Zoom link
A 3D world is a visual representation that can be rendered from any viewpoint at any moment in time. Creating such representations from minimal input — a single image, a text prompt, or a monocular video is a fundamental goal in computer vision and graphics. An emerging and promising alternative is multi-view generation. However, multi-view generation introduces its own challenges: maintaining geometric consistency across views, achieving practical inference speed, and extending to dynamic scenes. This thesis addresses these three challenges and presents a path toward creating 3D worlds via multi-view generation.
We first present MVD-Fusion, which tackles consistency by introducing depth-guided cross-view attention for multi-view RGB-D generation from a single image.
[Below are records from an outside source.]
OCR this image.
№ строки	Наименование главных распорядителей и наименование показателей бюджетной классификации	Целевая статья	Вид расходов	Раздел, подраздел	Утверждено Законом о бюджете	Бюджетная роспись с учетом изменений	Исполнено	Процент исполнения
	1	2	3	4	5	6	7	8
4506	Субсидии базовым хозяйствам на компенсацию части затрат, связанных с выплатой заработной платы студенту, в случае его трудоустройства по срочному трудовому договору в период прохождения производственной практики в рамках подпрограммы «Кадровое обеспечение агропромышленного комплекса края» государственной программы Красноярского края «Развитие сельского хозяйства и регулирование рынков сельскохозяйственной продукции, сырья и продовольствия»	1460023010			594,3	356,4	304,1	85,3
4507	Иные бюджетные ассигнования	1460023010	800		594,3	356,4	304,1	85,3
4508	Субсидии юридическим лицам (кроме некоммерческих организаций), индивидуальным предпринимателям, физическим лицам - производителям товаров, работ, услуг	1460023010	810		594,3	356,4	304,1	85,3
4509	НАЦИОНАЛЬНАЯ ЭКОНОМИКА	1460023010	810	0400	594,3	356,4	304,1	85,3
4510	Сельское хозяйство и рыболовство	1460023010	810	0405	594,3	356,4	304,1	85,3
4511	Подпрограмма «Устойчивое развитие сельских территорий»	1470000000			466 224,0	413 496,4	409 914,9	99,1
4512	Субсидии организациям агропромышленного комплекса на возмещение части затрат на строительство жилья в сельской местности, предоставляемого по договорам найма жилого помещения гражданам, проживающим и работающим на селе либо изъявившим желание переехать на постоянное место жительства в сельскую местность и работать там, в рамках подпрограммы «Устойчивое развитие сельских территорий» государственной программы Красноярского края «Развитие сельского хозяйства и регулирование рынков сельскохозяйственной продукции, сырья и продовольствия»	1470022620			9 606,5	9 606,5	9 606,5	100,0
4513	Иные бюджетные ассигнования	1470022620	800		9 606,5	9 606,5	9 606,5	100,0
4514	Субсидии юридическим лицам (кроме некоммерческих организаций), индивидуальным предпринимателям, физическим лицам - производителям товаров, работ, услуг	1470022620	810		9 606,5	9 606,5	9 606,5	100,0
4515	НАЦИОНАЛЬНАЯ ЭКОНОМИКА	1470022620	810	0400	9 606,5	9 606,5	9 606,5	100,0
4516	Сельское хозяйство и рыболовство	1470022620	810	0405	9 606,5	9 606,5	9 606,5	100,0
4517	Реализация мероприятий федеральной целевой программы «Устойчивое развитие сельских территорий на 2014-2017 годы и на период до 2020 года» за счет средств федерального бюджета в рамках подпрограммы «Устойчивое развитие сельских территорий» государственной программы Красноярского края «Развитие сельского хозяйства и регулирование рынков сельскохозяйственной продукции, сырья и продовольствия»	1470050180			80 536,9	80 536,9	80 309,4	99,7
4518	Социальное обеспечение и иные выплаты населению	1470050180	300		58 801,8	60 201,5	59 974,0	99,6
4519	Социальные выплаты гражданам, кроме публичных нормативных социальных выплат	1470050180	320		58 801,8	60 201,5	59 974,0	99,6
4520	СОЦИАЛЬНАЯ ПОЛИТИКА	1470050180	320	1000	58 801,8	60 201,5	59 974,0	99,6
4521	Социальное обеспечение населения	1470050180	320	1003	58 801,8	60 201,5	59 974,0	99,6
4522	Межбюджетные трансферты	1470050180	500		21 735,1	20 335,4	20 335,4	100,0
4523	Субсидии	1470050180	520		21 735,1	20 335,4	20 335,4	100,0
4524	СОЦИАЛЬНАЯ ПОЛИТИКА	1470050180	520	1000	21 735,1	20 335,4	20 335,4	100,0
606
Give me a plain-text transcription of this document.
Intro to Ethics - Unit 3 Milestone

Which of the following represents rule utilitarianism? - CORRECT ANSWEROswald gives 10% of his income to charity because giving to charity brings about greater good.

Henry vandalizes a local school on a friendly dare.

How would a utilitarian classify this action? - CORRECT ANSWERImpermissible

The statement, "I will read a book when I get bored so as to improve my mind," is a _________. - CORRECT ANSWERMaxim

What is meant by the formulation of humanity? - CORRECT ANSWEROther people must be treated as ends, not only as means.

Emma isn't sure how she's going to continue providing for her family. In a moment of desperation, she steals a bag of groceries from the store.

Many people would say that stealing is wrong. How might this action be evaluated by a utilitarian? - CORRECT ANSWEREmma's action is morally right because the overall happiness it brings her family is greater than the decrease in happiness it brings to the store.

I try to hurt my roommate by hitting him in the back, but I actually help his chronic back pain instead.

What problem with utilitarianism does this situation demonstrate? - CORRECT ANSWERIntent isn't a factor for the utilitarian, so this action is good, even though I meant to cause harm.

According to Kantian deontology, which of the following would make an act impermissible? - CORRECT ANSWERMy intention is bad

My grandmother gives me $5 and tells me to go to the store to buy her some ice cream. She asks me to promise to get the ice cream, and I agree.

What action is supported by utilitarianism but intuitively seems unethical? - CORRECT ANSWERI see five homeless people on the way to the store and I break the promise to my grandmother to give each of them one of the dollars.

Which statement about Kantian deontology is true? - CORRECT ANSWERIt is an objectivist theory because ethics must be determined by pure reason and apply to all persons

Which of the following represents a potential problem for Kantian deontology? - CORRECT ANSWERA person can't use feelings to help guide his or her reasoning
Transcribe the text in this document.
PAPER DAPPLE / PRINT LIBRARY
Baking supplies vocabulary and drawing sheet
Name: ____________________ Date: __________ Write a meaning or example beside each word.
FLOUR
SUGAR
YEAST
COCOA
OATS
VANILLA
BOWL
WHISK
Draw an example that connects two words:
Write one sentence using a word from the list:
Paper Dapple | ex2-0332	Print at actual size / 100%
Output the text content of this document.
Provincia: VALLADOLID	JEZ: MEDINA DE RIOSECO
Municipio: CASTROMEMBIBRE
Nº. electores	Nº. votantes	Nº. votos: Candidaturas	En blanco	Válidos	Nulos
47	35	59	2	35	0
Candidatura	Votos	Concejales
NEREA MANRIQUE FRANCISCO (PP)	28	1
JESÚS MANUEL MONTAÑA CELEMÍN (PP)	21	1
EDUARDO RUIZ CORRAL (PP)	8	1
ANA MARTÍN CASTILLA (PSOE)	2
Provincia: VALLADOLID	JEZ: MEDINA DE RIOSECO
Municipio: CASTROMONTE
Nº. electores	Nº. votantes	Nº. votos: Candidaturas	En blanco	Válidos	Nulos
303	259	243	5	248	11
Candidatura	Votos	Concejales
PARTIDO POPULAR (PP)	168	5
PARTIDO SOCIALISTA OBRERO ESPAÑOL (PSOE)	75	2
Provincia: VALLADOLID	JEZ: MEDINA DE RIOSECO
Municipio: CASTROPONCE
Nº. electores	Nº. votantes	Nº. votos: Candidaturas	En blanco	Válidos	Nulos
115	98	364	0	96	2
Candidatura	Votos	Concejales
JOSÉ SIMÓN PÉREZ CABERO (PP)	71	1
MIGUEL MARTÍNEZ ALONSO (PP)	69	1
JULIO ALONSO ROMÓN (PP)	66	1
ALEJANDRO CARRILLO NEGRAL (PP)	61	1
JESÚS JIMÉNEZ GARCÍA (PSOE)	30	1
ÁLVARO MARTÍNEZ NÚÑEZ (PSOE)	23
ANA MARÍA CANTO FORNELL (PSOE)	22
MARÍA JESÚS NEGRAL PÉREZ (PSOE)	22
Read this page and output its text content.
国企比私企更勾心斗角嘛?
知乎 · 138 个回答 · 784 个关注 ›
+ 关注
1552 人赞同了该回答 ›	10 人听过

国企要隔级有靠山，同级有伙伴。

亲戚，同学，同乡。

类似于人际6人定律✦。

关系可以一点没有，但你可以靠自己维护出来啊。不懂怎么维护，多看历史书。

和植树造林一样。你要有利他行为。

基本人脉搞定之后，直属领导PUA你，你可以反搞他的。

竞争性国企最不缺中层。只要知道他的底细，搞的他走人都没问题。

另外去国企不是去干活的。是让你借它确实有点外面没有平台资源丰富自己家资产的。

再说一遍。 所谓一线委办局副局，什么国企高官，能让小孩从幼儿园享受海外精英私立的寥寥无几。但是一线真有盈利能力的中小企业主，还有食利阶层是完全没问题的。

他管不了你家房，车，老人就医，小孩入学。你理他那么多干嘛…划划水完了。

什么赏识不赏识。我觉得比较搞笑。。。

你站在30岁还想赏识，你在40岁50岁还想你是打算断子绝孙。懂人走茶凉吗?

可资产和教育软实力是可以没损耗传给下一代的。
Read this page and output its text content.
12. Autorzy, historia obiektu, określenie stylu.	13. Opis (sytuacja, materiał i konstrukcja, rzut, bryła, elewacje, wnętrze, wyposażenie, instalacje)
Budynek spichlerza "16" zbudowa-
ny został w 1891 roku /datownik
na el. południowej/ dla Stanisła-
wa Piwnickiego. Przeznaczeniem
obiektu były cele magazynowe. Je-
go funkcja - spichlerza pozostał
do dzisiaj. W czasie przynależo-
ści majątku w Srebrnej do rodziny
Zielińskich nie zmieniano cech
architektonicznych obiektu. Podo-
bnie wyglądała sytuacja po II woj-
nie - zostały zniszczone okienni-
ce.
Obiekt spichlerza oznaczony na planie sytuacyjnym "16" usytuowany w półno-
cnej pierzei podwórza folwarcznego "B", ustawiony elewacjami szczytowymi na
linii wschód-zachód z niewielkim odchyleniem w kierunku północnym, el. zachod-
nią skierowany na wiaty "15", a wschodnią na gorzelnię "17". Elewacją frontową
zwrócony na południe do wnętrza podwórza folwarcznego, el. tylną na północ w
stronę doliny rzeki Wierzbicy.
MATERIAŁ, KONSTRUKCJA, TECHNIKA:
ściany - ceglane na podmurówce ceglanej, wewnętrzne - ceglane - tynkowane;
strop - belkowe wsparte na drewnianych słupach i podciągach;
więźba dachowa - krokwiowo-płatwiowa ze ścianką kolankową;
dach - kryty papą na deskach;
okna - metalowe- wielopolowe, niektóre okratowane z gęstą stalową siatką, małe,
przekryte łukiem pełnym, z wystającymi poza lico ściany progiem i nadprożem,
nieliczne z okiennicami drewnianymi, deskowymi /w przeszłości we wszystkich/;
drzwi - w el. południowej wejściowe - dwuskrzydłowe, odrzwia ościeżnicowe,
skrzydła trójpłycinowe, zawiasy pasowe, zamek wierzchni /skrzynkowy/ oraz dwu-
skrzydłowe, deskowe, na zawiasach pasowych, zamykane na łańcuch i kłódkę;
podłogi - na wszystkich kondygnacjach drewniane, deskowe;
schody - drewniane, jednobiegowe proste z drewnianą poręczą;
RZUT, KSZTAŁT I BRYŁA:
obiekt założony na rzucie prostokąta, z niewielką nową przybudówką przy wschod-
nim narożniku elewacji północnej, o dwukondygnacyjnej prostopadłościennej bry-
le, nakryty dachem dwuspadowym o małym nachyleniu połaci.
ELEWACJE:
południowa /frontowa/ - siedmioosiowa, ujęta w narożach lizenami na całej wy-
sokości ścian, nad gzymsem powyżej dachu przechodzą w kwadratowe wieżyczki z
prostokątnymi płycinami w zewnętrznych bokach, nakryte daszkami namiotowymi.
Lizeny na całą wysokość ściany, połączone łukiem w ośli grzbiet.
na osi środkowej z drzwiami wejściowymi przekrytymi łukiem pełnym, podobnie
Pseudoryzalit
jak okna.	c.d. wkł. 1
Intermediate depth estimates enable reprojection-based feature aggregation, enforcing geometric consistency and yielding direct 3D reconstruction without costly optimization. We then address efficiency with Turbo3D, which generates 3D Gaussian Splatting assets from text in under one second. A dual-teacher distillation framework compresses a multi-step multi-view diffusion model into a 4-step generator, while a latent-space reconstructor eliminates image decoding overhead. Finally, we tackle dynamics with GeoVideo4D, a framework for camera-controllable multi-view video generation that simultaneously produces synchronized RGB videos and aligned depth maps through a joint video diffusion process, with a hybrid training strategy unifying static 3D, monocular video, and multi-view video data.
Looking ahead, we outline two directions. First, unifying 3D reconstruction and generation by jointly training both tasks in a single model where cameras are learned in a self-supervised manner, enabling training on large-scale unannotated data. Second, extending video generation to long temporal horizons to support sustained, coherent 3D world generation beyond the short clips produced by current methods.